I remember being shocked in college at having just midterms and finals, instead of the quizzes, tests, and projects of high school (that, and using spiral notebooks in place of three-ring binders because there never were any handouts). As time went on, the tests got spaced farther apart, and more expensive: just one test per semester. Then per year. I finally passed the last one this year, and the next one won’t be for ten years.

It’s strange how there are pretty much no more external motivating events in my life. No deadlines, major tests, competitions or performances. No milestones, like getting married or having kids (except having more kids, but we’re not able to imagine that yet). If I ever anticipated a point of arrival, then I’m here. I’ve accomplished my training and established a career, have a family, bought a house, am investing in community and near family. I’ve regained my figure, become financially stable, and when I have free time it really is free time: for once in my life, I don’t have to be studying.

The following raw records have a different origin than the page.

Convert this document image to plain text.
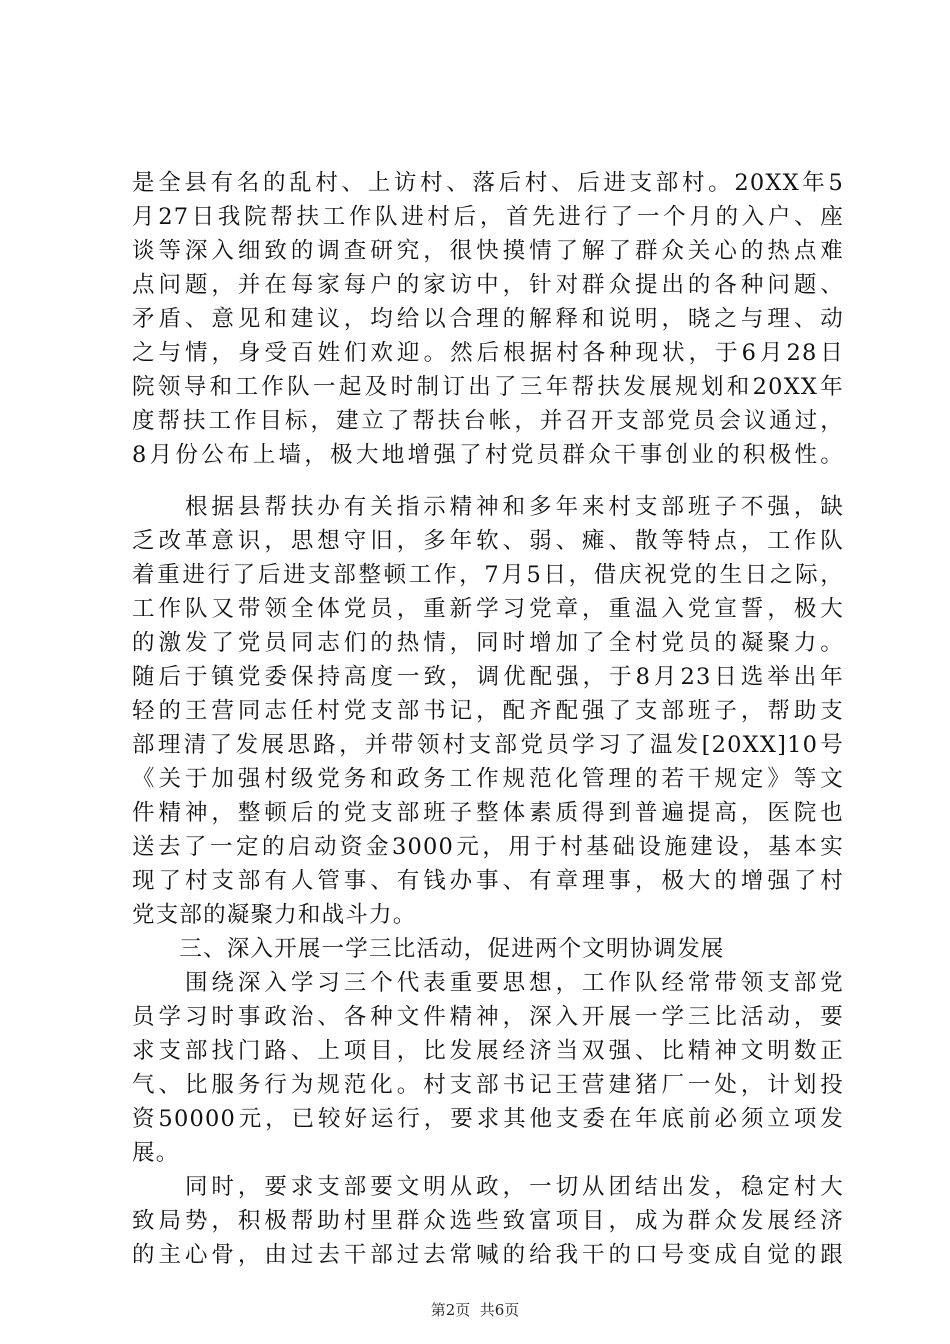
是全县有名的乱村、上访村、落后村、后进支部村。20XX年5
月27日我院帮扶工作队进村后，首先进行了一个月的入户、座
谈等深入细致的调查研究，很快摸情了解了群众关心的热点难
点问题，并在每家每户的家访中，针对群众提出的各种问题、
矛盾、意见和建议，均给以合理的解释和说明，晓之与理、动
之与情，身受百姓们欢迎。然后根据村各种现状，于6月28日
院领导和工作队一起及时制订出了三年帮扶发展规划和20XX年
度帮扶工作目标，建立了帮扶台帐，并召开支部党员会议通过，
8月份公布上墙，极大地增强了村党员群众干事创业的积极性。
　　根据县帮扶办有关指示精神和多年来村支部班子不强，缺
乏改革意识，思想守旧，多年软、弱、瘫、散等特点，工作队
着重进行了后进支部整顿工作，7月5日，借庆祝党的生日之际，
工作队又带领全体党员，重新学习党章，重温入党宣誓，极大
的激发了党员同志们的热情，同时增加了全村党员的凝聚力。
随后于镇党委保持高度一致，调优配强，于8月23日选举出年
轻的王营同志任村党支部书记，配齐配强了支部班子，帮助支
部理清了发展思路，并带领村支部党员学习了温发[20XX]10号
《关于加强村级党务和政务工作规范化管理的若干规定》等文
件精神，整顿后的党支部班子整体素质得到普遍提高，医院也
送去了一定的启动资金3000元，用于村基础设施建设，基本实
现了村支部有人管事、有钱办事、有章理事，极大的增强了村
党支部的凝聚力和战斗力。
　　三、深入开展一学三比活动，促进两个文明协调发展
　　围绕深入学习三个代表重要思想，工作队经常带领支部党
员学习时事政治、各种文件精神，深入开展一学三比活动，要
求支部找门路、上项目，比发展经济当双强、比精神文明数正
气、比服务行为规范化。村支部书记王营建猪厂一处，计划投
资50000元，已较好运行，要求其他支委在年底前必须立项发
展。
　　同时，要求支部要文明从政，一切从团结出发，稳定村大
致局势，积极帮助村里群众选些致富项目，成为群众发展经济
的主心骨，由过去干部过去常喊的给我干的口号变成自觉的跟
第2页  共6页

The strange thing is, I’m not automatically happier. Instead of my better self emerging now that my external life has plateaued, my worse self is showing up: my selfishness, my laziness, basically my belief that I can live life on my own effort. I am more consistent about seeking entertainment than about my spiritual life. I’ve read novels, gotten addicted to television shows, but I can’t say I’ve grown much spiritually. The entertainment starts as a way of combating the exhaustion of twelve hours of non-stop childcare followed by non-stop work, then develops into a way of escaping from the weariness and mundaneness of life, then just becomes habit. I’ve always thought that Satan doesn’t need to scare us or shock us; he just needs to distract us.

I go through cycles where I realize I need to be more spiritually consistent, and then I am for a while before my natural self takes over once again. But I think what I lose out on most is the big picture: what we are here for, what matters. A clear picture of the larger mission and purpose, and enough awareness of it to take me through the daily grind with purpose and joy. I get too deadened by the prosaic things that life seems to have boiled down to: counting the hours until their naps, counting down the patients until clinic ends. A constant succession of washing dishes, cleaning spills, changing diapers, wiping drool. My only goals to get enough sleep (which never seems to happen), to read this or watch that.

In a sense, life is purer now. It is more obviously about what it has always been about: the struggle to give up myself, to know Christ, to be him to the people I see every day. My natural inclinations are more obvious. The absence of purpose is more obvious. My struggle with habitual sins, my pride and selfishness are more clear. Before, all that external stuff made it seem like I was going somewhere, like I knew myself and had it together. Now, it’s just me, and the drool-wiping and the twentieth cataract. I either know what I’m about, or it becomes clear very quickly that I don’t. I either live out what I believe, or it becomes clear very quickly that I’m not.